Skip to main content

What's New in Apache Hadoop 3

· 2 min read
Hadoop.so Editorial Team
Big Data Engineers

Apache Hadoop 3.x was a landmark release that brought significant improvements to performance, reliability, and scalability. Here's a quick tour of the most important changes.

Erasure Coding — Slash Storage Costs by 50%

The biggest storage improvement in Hadoop 3 is Erasure Coding (EC) for HDFS. Previously, the default 3x replication meant storing 200% overhead. With EC (using Reed-Solomon algorithms), you can achieve the same fault tolerance with just 50% overhead — cutting storage costs dramatically for cold or infrequently accessed data.

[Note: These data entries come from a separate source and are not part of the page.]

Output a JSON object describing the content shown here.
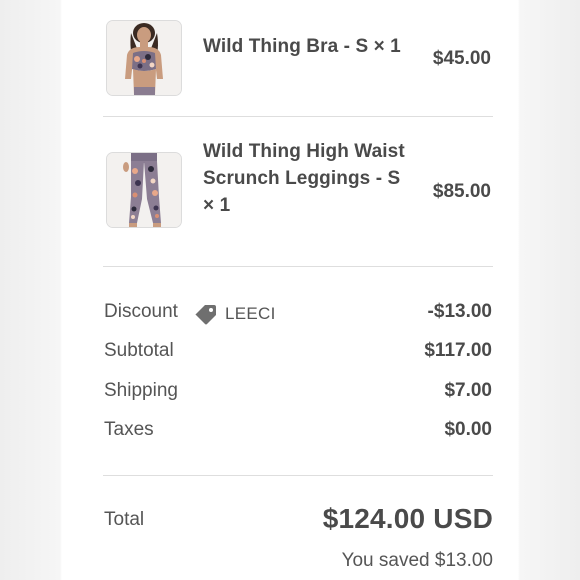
{
  "items": [
    {
      "name": "Wild Thing Bra - S × 1",
      "price": "$45.00",
      "image": "sports-bra-product-photo"
    },
    {
      "name": "Wild Thing High Waist Scrunch Leggings - S × 1",
      "price": "$85.00",
      "image": "leggings-product-photo"
    }
  ],
  "summary": {
    "discount_label": "Discount",
    "discount_code": "LEECI",
    "discount_icon": "tag-icon",
    "discount_value": "-$13.00",
    "subtotal_label": "Subtotal",
    "subtotal_value": "$117.00",
    "shipping_label": "Shipping",
    "shipping_value": "$7.00",
    "taxes_label": "Taxes",
    "taxes_value": "$0.00"
  },
  "total": {
    "label": "Total",
    "value": "$124.00 USD",
    "saved_text": "You saved $13.00"
  },
  "colors": {
    "text": "#4a4a4a",
    "muted_text": "#555555",
    "divider": "#dedede",
    "tag_icon": "#6f6f6f"
  }
}
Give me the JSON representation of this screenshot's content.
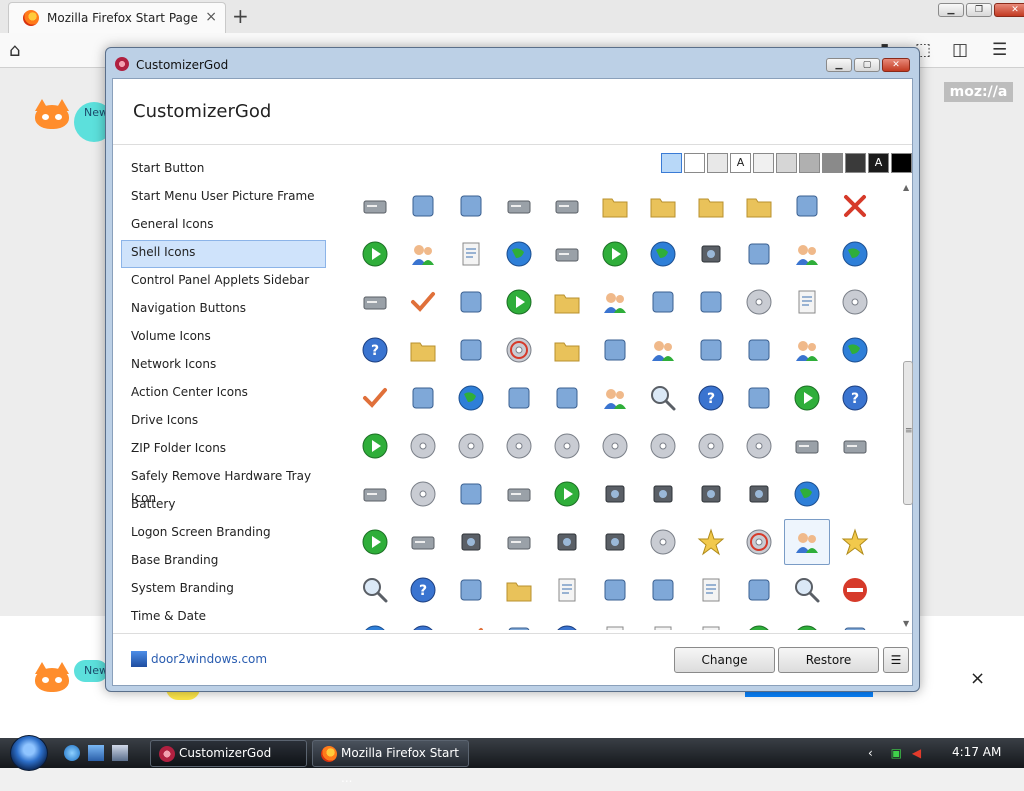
{
  "firefox": {
    "tab_title": "Mozilla Firefox Start Page",
    "newtab_symbol": "+",
    "close_symbol": "×",
    "bubble_text": "New",
    "banner_bubble_text": "New",
    "logo": "moz://a"
  },
  "cg": {
    "window_title": "CustomizerGod",
    "header_title": "CustomizerGod",
    "sidebar": [
      "Start Button",
      "Start Menu User Picture Frame",
      "General Icons",
      "Shell Icons",
      "Control Panel Applets Sidebar",
      "Navigation Buttons",
      "Volume Icons",
      "Network Icons",
      "Action Center Icons",
      "Drive Icons",
      "ZIP Folder Icons",
      "Safely Remove Hardware Tray Icon",
      "Battery",
      "Logon Screen Branding",
      "Base Branding",
      "System Branding",
      "Time & Date"
    ],
    "selected_sidebar": "Shell Icons",
    "swatches": [
      {
        "label": "",
        "bg": "#b8d8f8"
      },
      {
        "label": "",
        "bg": "#ffffff"
      },
      {
        "label": "",
        "bg": "#e8e8e8"
      },
      {
        "label": "A",
        "bg": "#ffffff"
      },
      {
        "label": "",
        "bg": "#f0f0f0"
      },
      {
        "label": "",
        "bg": "#d6d6d6"
      },
      {
        "label": "",
        "bg": "#b0b0b0"
      },
      {
        "label": "",
        "bg": "#8a8a8a"
      },
      {
        "label": "",
        "bg": "#3a3a3a"
      },
      {
        "label": "A",
        "bg": "#1a1a1a"
      },
      {
        "label": "",
        "bg": "#000000"
      }
    ],
    "footer_link": "door2windows.com",
    "change_label": "Change",
    "restore_label": "Restore",
    "menu_label": "☰",
    "icons": [
      [
        "drive-icon",
        "download-icon",
        "small-download-icon",
        "hard-drive-icon",
        "printer-cancel-icon",
        "folder-icon",
        "folder-picture-icon",
        "folder-music-icon",
        "folder-video-icon",
        "msn-butterfly-icon",
        "red-x-icon"
      ],
      [
        "document-arrow-icon",
        "network-adapter-icon",
        "documents-icon",
        "globe-arrow-icon",
        "printer-icon",
        "green-play-icon",
        "globe-icon",
        "camera-icon",
        "projector-icon",
        "network-tools-icon",
        "globe-picture-icon"
      ],
      [
        "fax-icon",
        "checkmark-icon",
        "recycle-bin-icon",
        "green-arrow-icon",
        "warning-folder-icon",
        "network-computers-icon",
        "move-icon",
        "home-icon",
        "cd-icon",
        "document-remove-icon",
        "disc-search-icon"
      ],
      [
        "help-icon",
        "folder-open-icon",
        "mail-icon",
        "cd-red-icon",
        "users-folder-icon",
        "fullscreen-icon",
        "users-icon",
        "color-management-icon",
        "program-files-icon",
        "print-network-icon",
        "globe-network-icon"
      ],
      [
        "checklist-icon",
        "clock-pie-icon",
        "globe-clock-icon",
        "speaker-icon",
        "safe-icon",
        "user-group-icon",
        "search-window-icon",
        "help-hint-icon",
        "keyboard-icon",
        "display-icon",
        "help-box-icon"
      ],
      [
        "green-arrow-right-icon",
        "dvd-drive-icon",
        "cd-add-icon",
        "disc-help-icon",
        "cd-rom-icon",
        "cd-r-icon",
        "cd-rw-icon",
        "dvd-ram-icon",
        "dvd-r-icon",
        "scanner-icon",
        "server-icon"
      ],
      [
        "hard-drive-gray-icon",
        "cd-silver-icon",
        "floppy-icon",
        "hard-drive-flat-icon",
        "media-player-icon",
        "memory-card-icon",
        "sd-card-icon",
        "camera-small-icon",
        "phone-icon",
        "printer-globe-icon",
        ""
      ],
      [
        "drive-green-icon",
        "drive-blue-icon",
        "pda-icon",
        "scanner-flat-icon",
        "camera-flat-icon",
        "video-camera-icon",
        "dvd-rw-icon",
        "sun-note-icon",
        "cd-red-small-icon",
        "network-map-icon",
        "star-icon"
      ],
      [
        "magnifier-icon",
        "help-circle-icon",
        "key-icon",
        "calendar-folder-icon",
        "document-settings-icon",
        "window-icon",
        "power-box-icon",
        "certificate-icon",
        "eject-icon",
        "search-tools-icon",
        "no-entry-icon"
      ],
      [
        "ie-icon",
        "info-icon",
        "check-doc-icon",
        "book-icon",
        "help-doc-icon",
        "small-doc-icon",
        "small-doc2-icon",
        "tools-doc-icon",
        "green-doc-icon",
        "green-doc2-icon",
        "pencil-icon"
      ]
    ],
    "selected_icon": [
      7,
      9
    ]
  },
  "taskbar": {
    "items": [
      "CustomizerGod",
      "Mozilla Firefox Start ..."
    ],
    "tray_chevron": "‹",
    "time": "4:17 AM"
  }
}
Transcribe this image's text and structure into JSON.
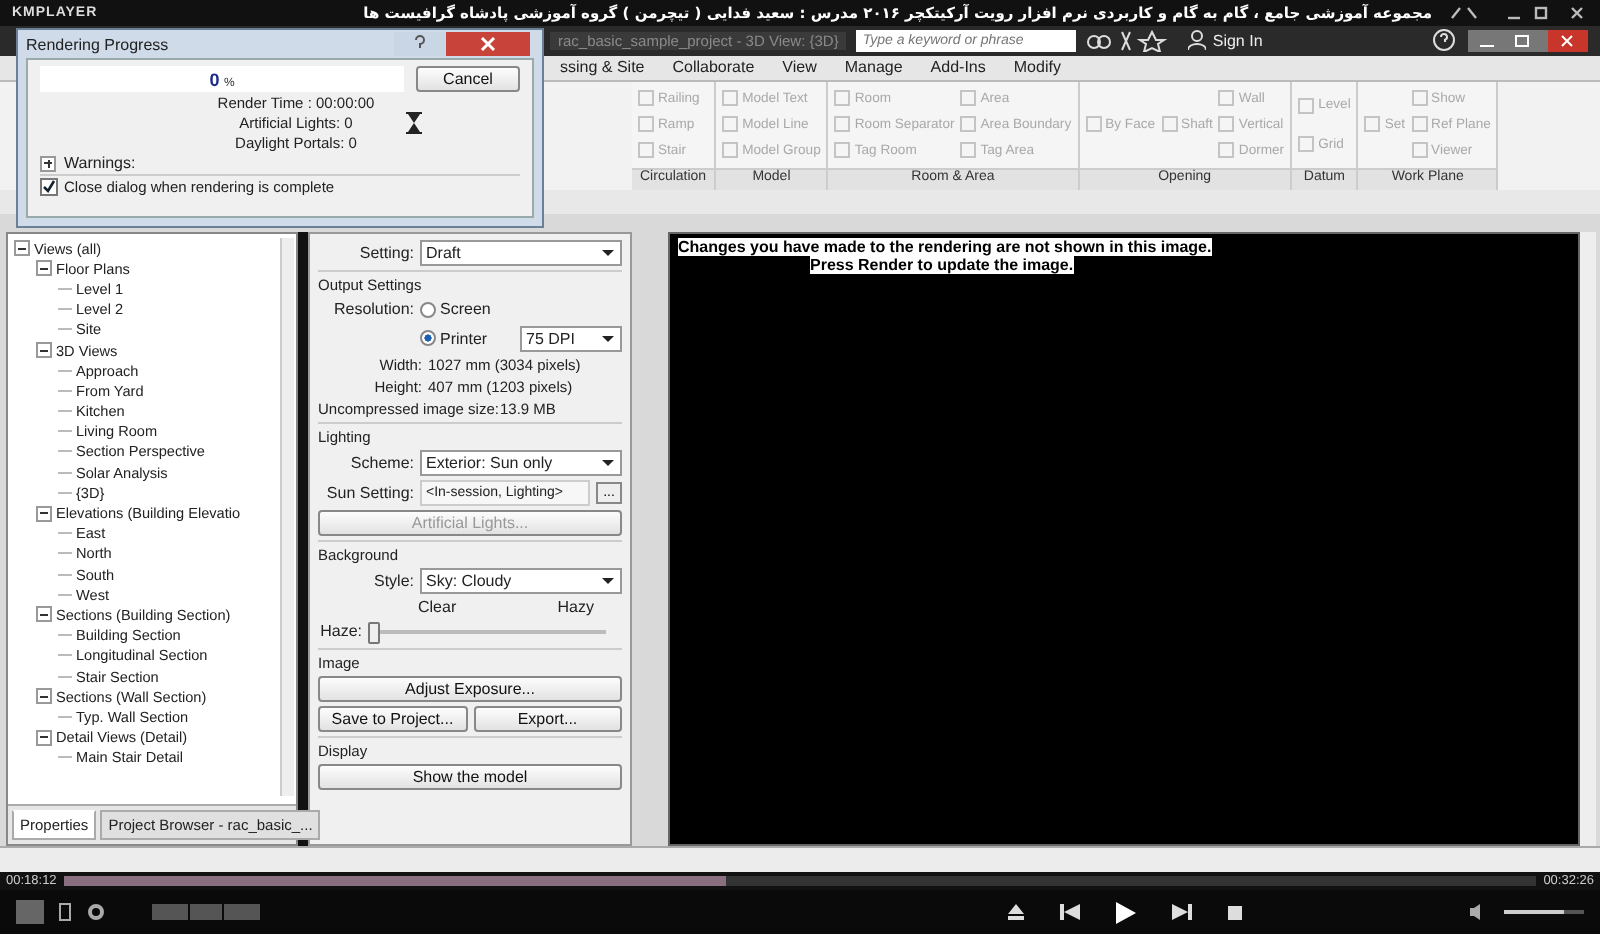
{
  "player": {
    "name": "KMPLAYER",
    "video_title": "مجموعه آموزشی جامع ، گام به گام و کاربردی نرم افزار رویت آرکیتکچر ۲۰۱۶  مدرس : سعید فدایی ( تیچرمن ) گروه آموزشی پادشاه گرافیست ها",
    "elapsed": "00:18:12",
    "total": "00:32:26",
    "level": 0.45,
    "volume": {
      "level": 0.75
    }
  },
  "app": {
    "document_title": "rac_basic_sample_project - 3D View: {3D}",
    "search": {
      "placeholder": "Type a keyword or phrase"
    },
    "sign_in": "Sign In"
  },
  "ribbon_tabs": [
    {
      "label": "ssing & Site"
    },
    {
      "label": "Collaborate"
    },
    {
      "label": "View"
    },
    {
      "label": "Manage"
    },
    {
      "label": "Add-Ins"
    },
    {
      "label": "Modify"
    }
  ],
  "ribbon_panels": [
    {
      "title": "Circulation",
      "columns": [
        [
          "Railing",
          "Ramp",
          "Stair"
        ]
      ]
    },
    {
      "title": "Model",
      "columns": [
        [
          "Model Text",
          "Model Line",
          "Model Group"
        ]
      ]
    },
    {
      "title": "Room & Area",
      "columns": [
        [
          "Room",
          "Room Separator",
          "Tag Room"
        ],
        [
          "Area",
          "Area Boundary",
          "Tag Area"
        ]
      ]
    },
    {
      "title": "Opening",
      "columns": [
        [
          "By Face"
        ],
        [
          "Shaft"
        ],
        [
          "Wall",
          "Vertical",
          "Dormer"
        ]
      ]
    },
    {
      "title": "Datum",
      "columns": [
        [
          "Level",
          "Grid"
        ]
      ]
    },
    {
      "title": "Work Plane",
      "columns": [
        [
          "Set"
        ],
        [
          "Show",
          "Ref Plane",
          "Viewer"
        ]
      ]
    }
  ],
  "dialog": {
    "title": "Rendering Progress",
    "progress": {
      "value": "0",
      "unit": "%",
      "level": 0
    },
    "cancel": "Cancel",
    "stats": [
      "Render Time : 00:00:00",
      "Artificial Lights: 0",
      "Daylight Portals: 0"
    ],
    "warnings": {
      "label": "Warnings:",
      "expanded": false
    },
    "close_option": {
      "label": "Close dialog when rendering is complete",
      "checked": true
    }
  },
  "project_browser": {
    "tree": [
      {
        "label": "Views (all)",
        "expanded": true,
        "children": [
          {
            "label": "Floor Plans",
            "expanded": true,
            "children": [
              {
                "label": "Level 1"
              },
              {
                "label": "Level 2"
              },
              {
                "label": "Site"
              }
            ]
          },
          {
            "label": "3D Views",
            "expanded": true,
            "children": [
              {
                "label": "Approach"
              },
              {
                "label": "From Yard"
              },
              {
                "label": "Kitchen"
              },
              {
                "label": "Living Room"
              },
              {
                "label": "Section Perspective"
              },
              {
                "label": "Solar Analysis"
              },
              {
                "label": "{3D}"
              }
            ]
          },
          {
            "label": "Elevations (Building Elevatio",
            "expanded": true,
            "children": [
              {
                "label": "East"
              },
              {
                "label": "North"
              },
              {
                "label": "South"
              },
              {
                "label": "West"
              }
            ]
          },
          {
            "label": "Sections (Building Section)",
            "expanded": true,
            "children": [
              {
                "label": "Building Section"
              },
              {
                "label": "Longitudinal Section"
              },
              {
                "label": "Stair Section"
              }
            ]
          },
          {
            "label": "Sections (Wall Section)",
            "expanded": true,
            "children": [
              {
                "label": "Typ. Wall Section"
              }
            ]
          },
          {
            "label": "Detail Views (Detail)",
            "expanded": true,
            "children": [
              {
                "label": "Main Stair Detail"
              }
            ]
          }
        ]
      }
    ],
    "tabs": [
      {
        "label": "Properties",
        "selected": true
      },
      {
        "label": "Project Browser - rac_basic_...",
        "selected": false
      }
    ]
  },
  "render_panel": {
    "setting": {
      "label": "Setting:",
      "value": "Draft"
    },
    "output": {
      "heading": "Output Settings",
      "resolution_label": "Resolution:",
      "options": [
        {
          "label": "Screen",
          "selected": false
        },
        {
          "label": "Printer",
          "selected": true
        }
      ],
      "dpi": "75 DPI",
      "rows": [
        {
          "label": "Width:",
          "value": "1027 mm (3034 pixels)"
        },
        {
          "label": "Height:",
          "value": "407 mm (1203 pixels)"
        },
        {
          "label": "Uncompressed image size:",
          "value": "13.9 MB"
        }
      ]
    },
    "lighting": {
      "heading": "Lighting",
      "scheme_label": "Scheme:",
      "scheme": "Exterior: Sun only",
      "sun_label": "Sun Setting:",
      "sun": "<In-session, Lighting>",
      "browse": "...",
      "artificial": "Artificial Lights..."
    },
    "background": {
      "heading": "Background",
      "style_label": "Style:",
      "style": "Sky: Cloudy",
      "left": "Clear",
      "right": "Hazy",
      "haze_label": "Haze:",
      "level": 0
    },
    "image": {
      "heading": "Image",
      "adjust": "Adjust Exposure...",
      "save": "Save to Project...",
      "export": "Export..."
    },
    "display": {
      "heading": "Display",
      "button": "Show the model"
    }
  },
  "view": {
    "messages": [
      "Changes you have made to the rendering are not shown in this image.",
      "Press Render to update the image."
    ]
  }
}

# Enable erasure coding on a directory
hdfs ec -setPolicy -policy RS-6-3-1024k -path /data/cold-storage
hdfs ec -getPolicy -path /data/cold-storage

Support for More Than 2 NameNodes in HA

Hadoop 2 supported exactly 2 NameNodes in HA mode. Hadoop 3 supports up to 5 NameNodes, enabling more resilient configurations for large-scale deployments.

YARN Timeline Service v2

The redesigned YARN Timeline Service v2 offers better scalability using HBase as its backend, replacing the single-writer bottleneck of v1. This makes job history and metrics retrieval much faster on large clusters.

Intra-DataNode Balancer

A new intra-DataNode disk balancer ensures that data is spread evenly across all disks on a single DataNode, preventing single-disk hotspots that could degrade performance.

hdfs diskbalancer -plan datanode.example.com
hdfs diskbalancer -execute datanode.example.com.plan.json

Java 8 Minimum + Dropped Support for Older Versions

Hadoop 3 dropped support for Java 7 and requires Java 8 or higher, allowing the codebase to take advantage of modern JVM features.